Installation and Deployment

Pikachu is an intentionally vulnerable web application designed for practicing common web security exploitation techniques, built with PHP and MySQL. A LAMP or LEMP stack is a prerequisite to host this platform.

1. Acquire Source Files

Extract the downloaded archive directly into your web server’s public directory. For Linux-based systems running Apache, the typical path is /var/www/html:

cd /var/www/html
curl -L -o pikachu_source.zip https://github.com/zhuifengshaonianhanlu/pikachu/archive/refs/heads/master.zip
unzip -q pikachu_source.zip
mv pikachu-master secure-lab-pikachu
chown -R apache:apache secure-lab-pikachu  # Adjust web user/group as needed (e.g., www-data for Nginx)

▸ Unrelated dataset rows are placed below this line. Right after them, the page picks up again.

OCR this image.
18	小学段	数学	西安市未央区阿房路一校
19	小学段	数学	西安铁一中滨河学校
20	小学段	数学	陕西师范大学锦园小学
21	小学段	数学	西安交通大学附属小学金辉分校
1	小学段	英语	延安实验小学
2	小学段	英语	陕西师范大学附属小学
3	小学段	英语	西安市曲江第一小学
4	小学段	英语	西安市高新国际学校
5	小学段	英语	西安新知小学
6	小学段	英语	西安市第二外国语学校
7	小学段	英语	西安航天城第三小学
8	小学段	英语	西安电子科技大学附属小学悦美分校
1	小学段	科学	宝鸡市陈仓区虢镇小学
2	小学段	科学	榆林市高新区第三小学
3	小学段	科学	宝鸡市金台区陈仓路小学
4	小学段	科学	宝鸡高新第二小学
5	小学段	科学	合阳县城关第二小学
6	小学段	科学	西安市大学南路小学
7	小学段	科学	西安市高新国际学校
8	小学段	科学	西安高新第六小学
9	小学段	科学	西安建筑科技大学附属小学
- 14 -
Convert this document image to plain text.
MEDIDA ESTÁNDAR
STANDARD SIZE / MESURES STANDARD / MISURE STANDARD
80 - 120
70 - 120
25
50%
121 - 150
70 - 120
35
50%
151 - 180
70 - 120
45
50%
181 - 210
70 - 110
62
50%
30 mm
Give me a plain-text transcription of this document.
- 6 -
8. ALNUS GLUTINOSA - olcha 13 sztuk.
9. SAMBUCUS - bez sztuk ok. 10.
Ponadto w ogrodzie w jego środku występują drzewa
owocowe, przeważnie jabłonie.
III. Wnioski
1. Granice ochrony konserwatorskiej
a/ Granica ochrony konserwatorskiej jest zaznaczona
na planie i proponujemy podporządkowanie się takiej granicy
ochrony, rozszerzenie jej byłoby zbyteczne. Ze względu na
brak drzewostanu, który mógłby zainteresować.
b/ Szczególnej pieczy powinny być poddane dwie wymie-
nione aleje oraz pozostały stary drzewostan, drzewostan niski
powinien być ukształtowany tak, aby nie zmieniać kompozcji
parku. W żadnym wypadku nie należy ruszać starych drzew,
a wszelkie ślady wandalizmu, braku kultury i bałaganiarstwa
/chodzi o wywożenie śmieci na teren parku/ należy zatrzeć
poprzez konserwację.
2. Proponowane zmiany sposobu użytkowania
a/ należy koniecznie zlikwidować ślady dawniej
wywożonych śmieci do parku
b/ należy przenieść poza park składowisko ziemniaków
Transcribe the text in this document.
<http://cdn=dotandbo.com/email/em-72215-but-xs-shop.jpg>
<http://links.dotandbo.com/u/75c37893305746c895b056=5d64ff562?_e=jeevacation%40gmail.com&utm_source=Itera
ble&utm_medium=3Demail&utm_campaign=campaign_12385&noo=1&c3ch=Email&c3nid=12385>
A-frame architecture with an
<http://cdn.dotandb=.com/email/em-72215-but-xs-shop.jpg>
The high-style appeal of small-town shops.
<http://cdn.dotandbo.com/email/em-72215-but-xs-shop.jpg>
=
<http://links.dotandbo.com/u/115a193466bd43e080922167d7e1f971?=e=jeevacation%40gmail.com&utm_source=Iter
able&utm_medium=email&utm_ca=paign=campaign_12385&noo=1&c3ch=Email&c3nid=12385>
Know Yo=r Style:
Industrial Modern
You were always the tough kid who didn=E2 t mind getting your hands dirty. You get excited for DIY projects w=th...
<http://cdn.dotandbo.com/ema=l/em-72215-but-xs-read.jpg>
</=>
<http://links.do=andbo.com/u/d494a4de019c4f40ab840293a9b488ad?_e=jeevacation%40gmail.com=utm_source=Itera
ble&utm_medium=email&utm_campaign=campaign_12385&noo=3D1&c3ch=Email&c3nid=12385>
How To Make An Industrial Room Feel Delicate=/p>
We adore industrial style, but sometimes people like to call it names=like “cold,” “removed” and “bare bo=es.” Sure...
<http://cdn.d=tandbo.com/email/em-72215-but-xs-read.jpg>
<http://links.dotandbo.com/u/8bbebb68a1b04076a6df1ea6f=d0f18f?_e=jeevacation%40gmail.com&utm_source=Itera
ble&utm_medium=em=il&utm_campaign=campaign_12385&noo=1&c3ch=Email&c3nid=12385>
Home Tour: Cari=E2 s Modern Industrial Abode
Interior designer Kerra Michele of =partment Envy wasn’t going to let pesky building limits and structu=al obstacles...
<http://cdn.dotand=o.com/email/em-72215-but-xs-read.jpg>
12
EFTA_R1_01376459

2. Configure Database Credentials

Open the configuration file located at /var/www/html/secure-lab-pikachu/inc/config.inc.php and update the database username, password, and host to match your local/remote MySQL instance:

<?php
define('DBHOST', '127.0.0.1');
define('DBUSER', 'root');
define('DBPASS', 'your_secure_mysql_password');
define('DBNAME', 'pikachu');
define('DBCHARSET', 'utf8mb4');
?>

3. Perform Initialization

Navigate to http://your-server-ip/secure-lab-pikachu in a browser. A red banner will prompt you to initialize the database; click it to automatically set up tables and populate test data.

If a blank screen appears instead of the initialization prompt, install the missing PHP MySQLi extension:

dnf install php-mysqli  # For RHEL/CentOS Stream
# apt install php-mysqli  # For Debian/Ubuntu
# Restart your web server afterward

---

Brute-force Vulnerability Exercises

Brute-force attacks involve iterating through large credential sets to guess valid authentication details, often automated with dictionary tools. A system is considered vulnerable to brute-force if it lacks robust safeguards, such as: strict password complexity rules, time-limited secure CAPTCHA/OTP, login attempt throttling/account locking, or multi-factor authentication.

1. Form-Based Brute-force

1. Use an HTTP interception tool like Burp Suite to capture a failed login POST request, then forward it to the Intruder module.
2. Configure the attack type as Pitchfork, set the username and password fields as payload positions.
3. Load a username list into Payload Set 1 and a password list into Payload Set 2.
4. Run the attack and sort results by response length or status code to identify successful login attempts (valid credentials will produce a distinct response).
5. Verify identified credentials by logging in manually.

2. Server-Side CAPTCHA Reuse

This variant uses a CAPTCHA that remains valid indefinitely without regeneration.

1. Submit random credentials along with a valid CAPTCHA, capture the POST request, and test reusing the same CAPTCHA multiple times with different credentials to confirm it does not expire.
2. Send the request to Intruder, select Pitchfork attack type, set username and password as payload positions, leaving the CAPTCHA value fixed.
3. Execute the attack and analyze results to find valid logins.

3. Client-Side CAPTCHA Validation

Here, CAPTCHA verification happens entirely in the browser, making it easy to bypass.

1. Submit invalid credentials with a wrong CAPTCHA; if an error alert appears immediately without a server round-trip, client-side validation is active.
2. Choose one of three bypass methods:
   • DOM Manipulation: Open browser DevTools, locate and delete the CAPTCHA enput and validation script elements, then perform a brute-force attack.
   • Disable JavaScript: Turn off JavaScript in your browser settings, then proceed with a brute-force attempt.
   • Omit CAPTCHA Field: Use Burp Suite to remove the CAPTCHA parameter entirely from the intercepted POST request before sending it to Intruder with Pitchfork setup.
3. Use DOM manipulation to delete CAPTCHA controls, then run the brute-force attack to crack valid credentials.